Professional 3D printing company Ultimaker, which recently welcomed a new CEO and Chief Technology Officer, announced that, over the next year, it will be donating more than twenty of its 3D printers to high schools across the country that actively recruit female students into 3D printing courses. The donation is happening through the company’s new partnership with Ohio-based America Makes, the nation’s leading public-private partnership for AM technology and education, and was on International Women’s Day (IWD). This illustrates Ultimaker’s commitment to increase the representation of women in engineering, and to make helpful resources available to young women interested in STEM careers.
“We are delighted that Ultimaker has provided its 3D printing technology – a critical resource we need to grow the representation of women in both technical fields and engineering – particularly additive manufacturing. We believe increasing the number of women pursuing these types of careers will not only benefit the additive industry but all of manufacturing,” said Josh Cramer, Education and Workforce director at America Makes.
This donation is right in line with how IWD suggests we can all help create a more gender-equal world:
- Seek out and celebrate women’s achievements
- Raise awareness against and call out bias
- Take action for equality
According to a 2019 survey conducted by Alexander Daniels Global, less than 15% of engineers in the AM industry industry at the time were women, and there’s very little chance of this statistic changing by the end of the decade if civic organizations, companies, and educational institutions don’t band together and make a concerted effort to support women who are looking to pursue careers in science, technology, engineering and mathematics (STEM) fields. Ultimaker wants to help change this.
“We’re passionate about making professional 3D printers, software, materials, and services that are versatile and easy to use for everyone.

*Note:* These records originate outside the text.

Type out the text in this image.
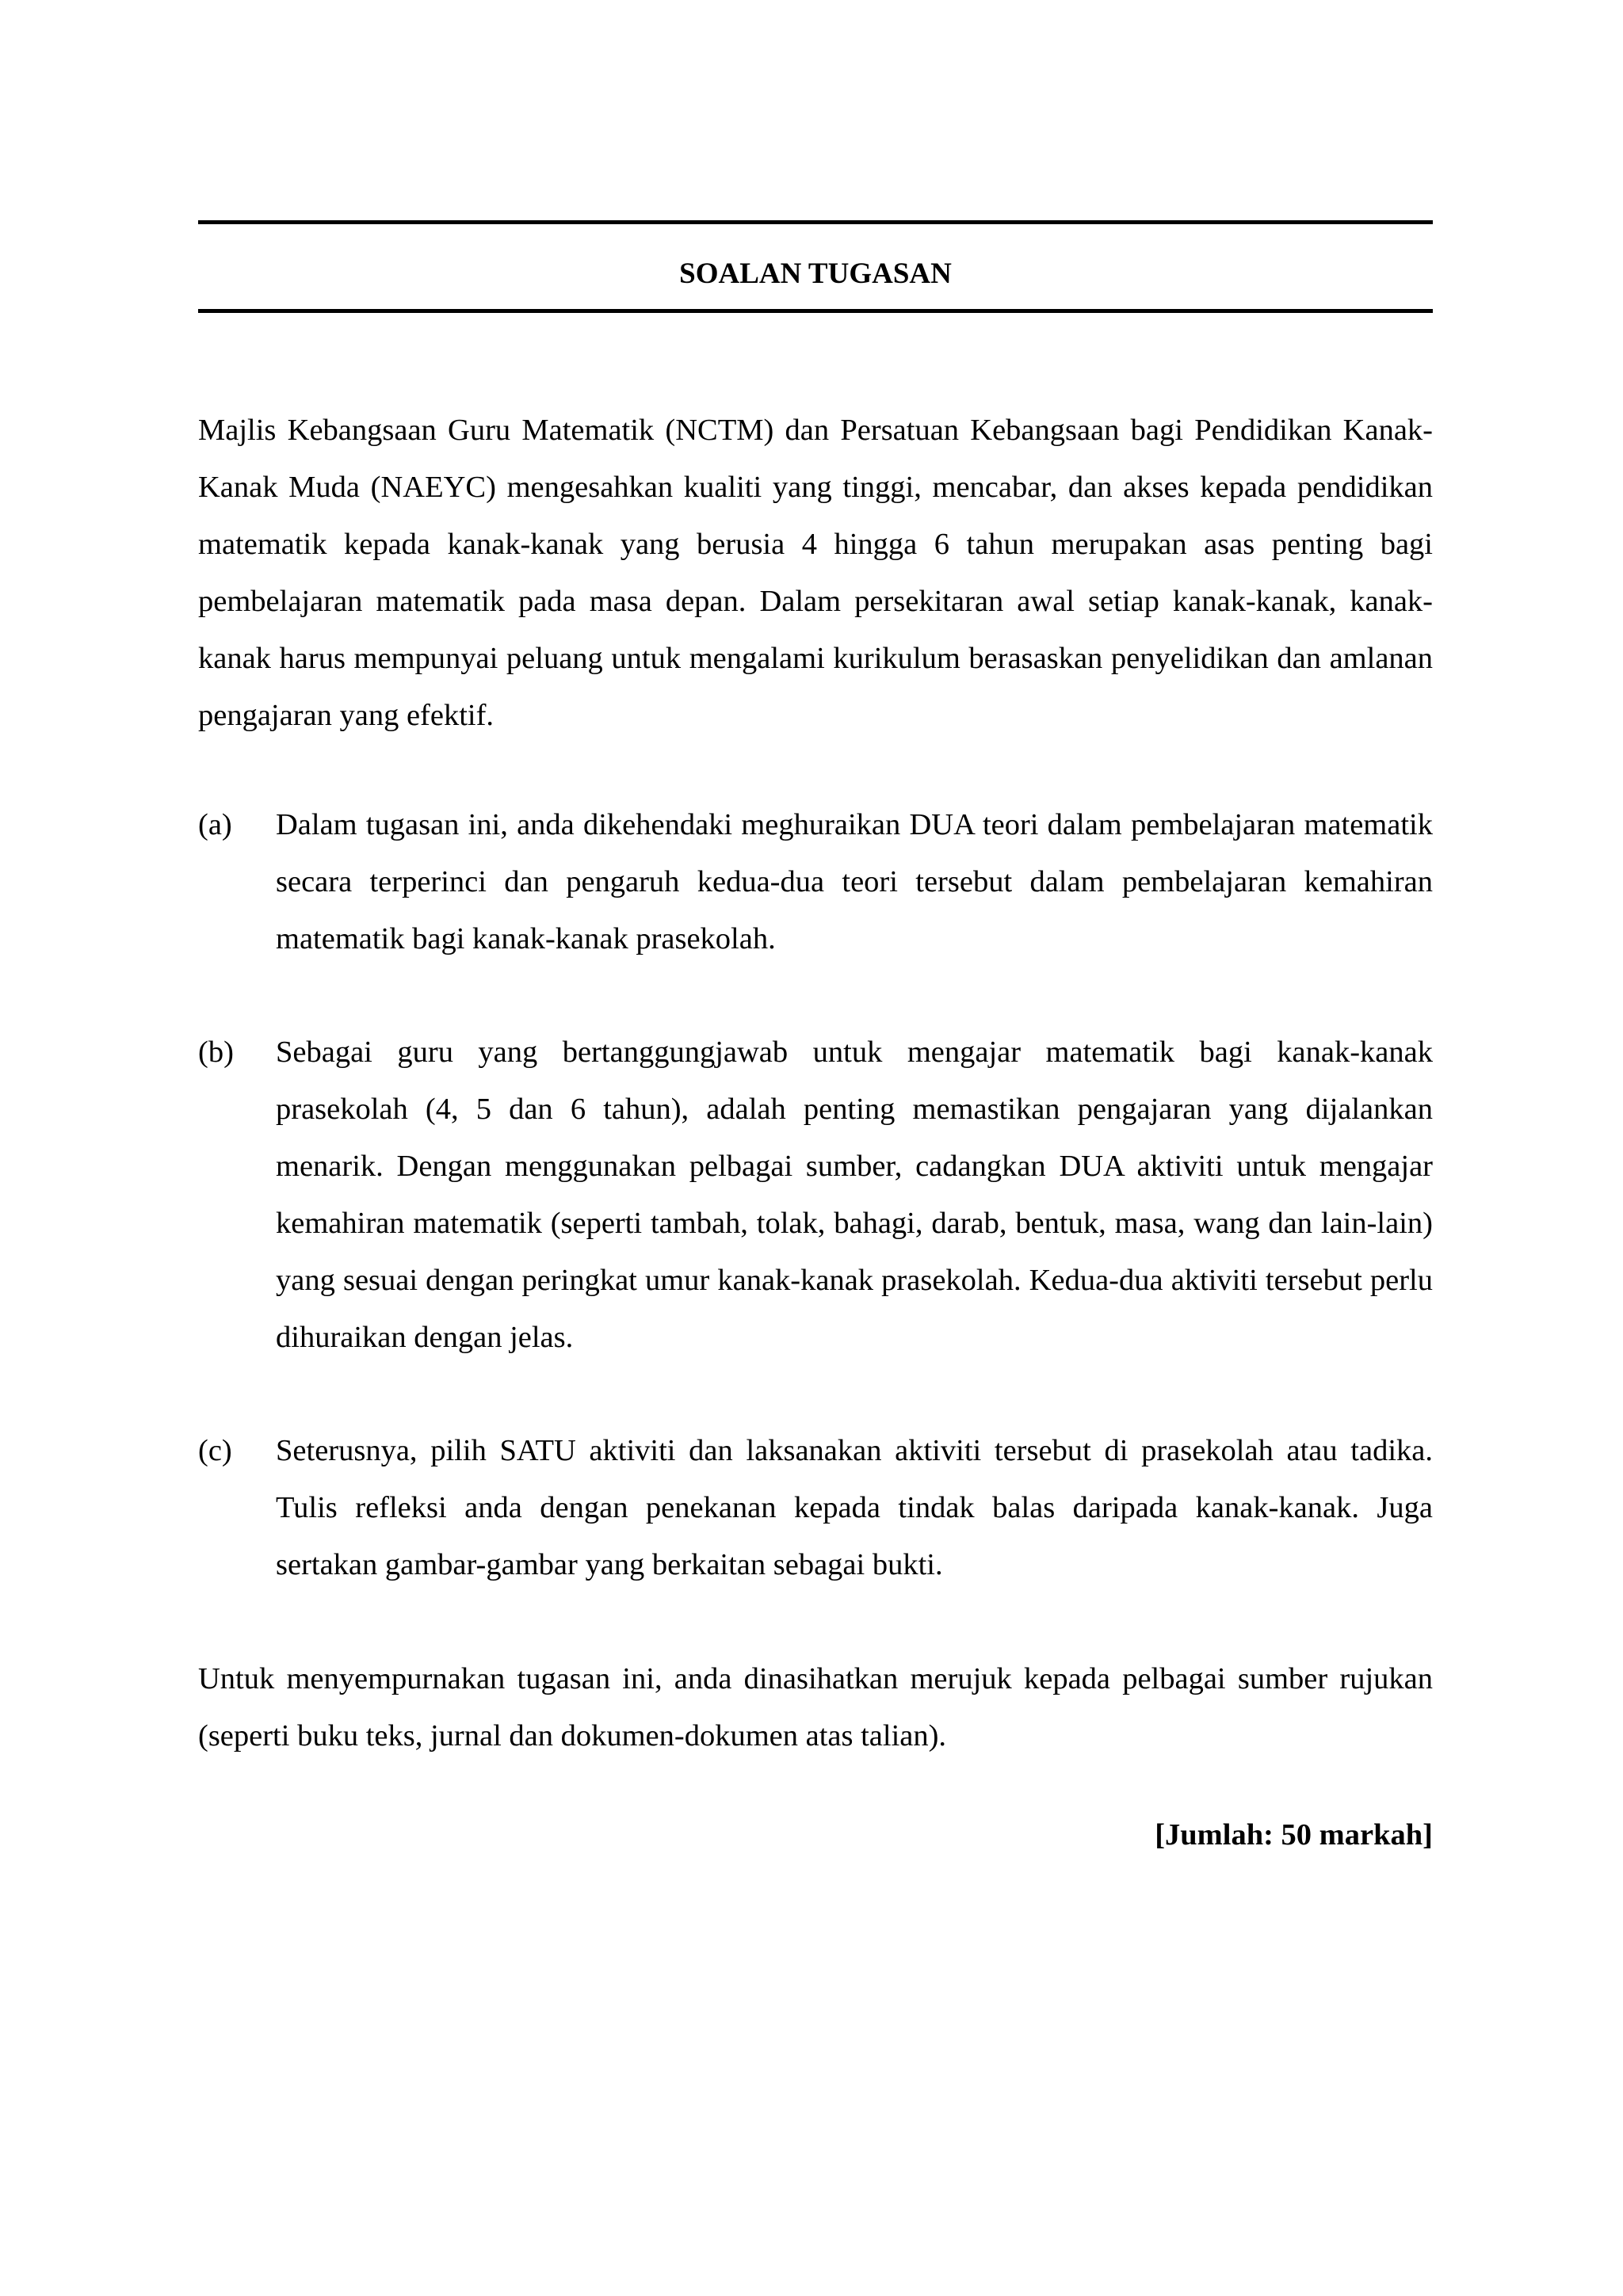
SOALAN TUGASAN

Majlis Kebangsaan Guru Matematik (NCTM) dan Persatuan Kebangsaan bagi Pendidikan Kanak-Kanak Muda (NAEYC) mengesahkan kualiti yang tinggi, mencabar, dan akses kepada pendidikan matematik kepada kanak-kanak yang berusia 4 hingga 6 tahun merupakan asas penting bagi pembelajaran matematik pada masa depan. Dalam persekitaran awal setiap kanak-kanak, kanak-kanak harus mempunyai peluang untuk mengalami kurikulum berasaskan penyelidikan dan amlanan pengajaran yang efektif.

(a)	Dalam tugasan ini, anda dikehendaki meghuraikan DUA teori dalam pembelajaran matematik secara terperinci dan pengaruh kedua-dua teori tersebut dalam pembelajaran kemahiran matematik bagi kanak-kanak prasekolah.

(b)	Sebagai guru yang bertanggungjawab untuk mengajar matematik bagi kanak-kanak prasekolah (4, 5 dan 6 tahun), adalah penting memastikan pengajaran yang dijalankan menarik. Dengan menggunakan pelbagai sumber, cadangkan DUA aktiviti untuk mengajar kemahiran matematik (seperti tambah, tolak, bahagi, darab, bentuk, masa, wang dan lain-lain) yang sesuai dengan peringkat umur kanak-kanak prasekolah. Kedua-dua aktiviti tersebut perlu dihuraikan dengan jelas.

(c)	Seterusnya, pilih SATU aktiviti dan laksanakan aktiviti tersebut di prasekolah atau tadika. Tulis refleksi anda dengan penekanan kepada tindak balas daripada kanak-kanak. Juga sertakan gambar-gambar yang berkaitan sebagai bukti.

Untuk menyempurnakan tugasan ini, anda dinasihatkan merujuk kepada pelbagai sumber rujukan (seperti buku teks, jurnal dan dokumen-dokumen atas talian).

[Jumlah: 50 markah]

But more importantly, we want to add sustainable value as a company and foster an environment of equity that enables the next generation of female engineers to leverage 3D printing and solve the world’s challenges with additive manufacturing. Together we can make it happen,” stated Greg Elfering, the President of Ultimaker Americas.
In order to increase awareness of and availability to 3D printing entrepreneurship opportunities for young women, the donated Ultimaker 3D printers will be distributed to American high schools as part of a new, national outreach program called Additive Edge, which inspires US high school students to explore entrepreneurship and 3D printing. Secondary schools that successfully recruit female students into their AM courses will receive the printers, which are assembled in Tennessee, and every student who passes an engineering course at the participating schools will be able to add “experience with additive manufacturing” to their college applications and professional resumes.
Ultimaker’s 3D printer donation to new partner America Makes is just the most recent example of the company working to boost female representation in STEM careers and in the AM industry as a whole. In fact, a few years ago, Ultimaker donated more than a dozen of its 3D printers to support the national #MakerGirlGoesMobile campaign by MakerGirl, which offers 3D printing sessions and engineering courses to young girls in underserved, rural communities.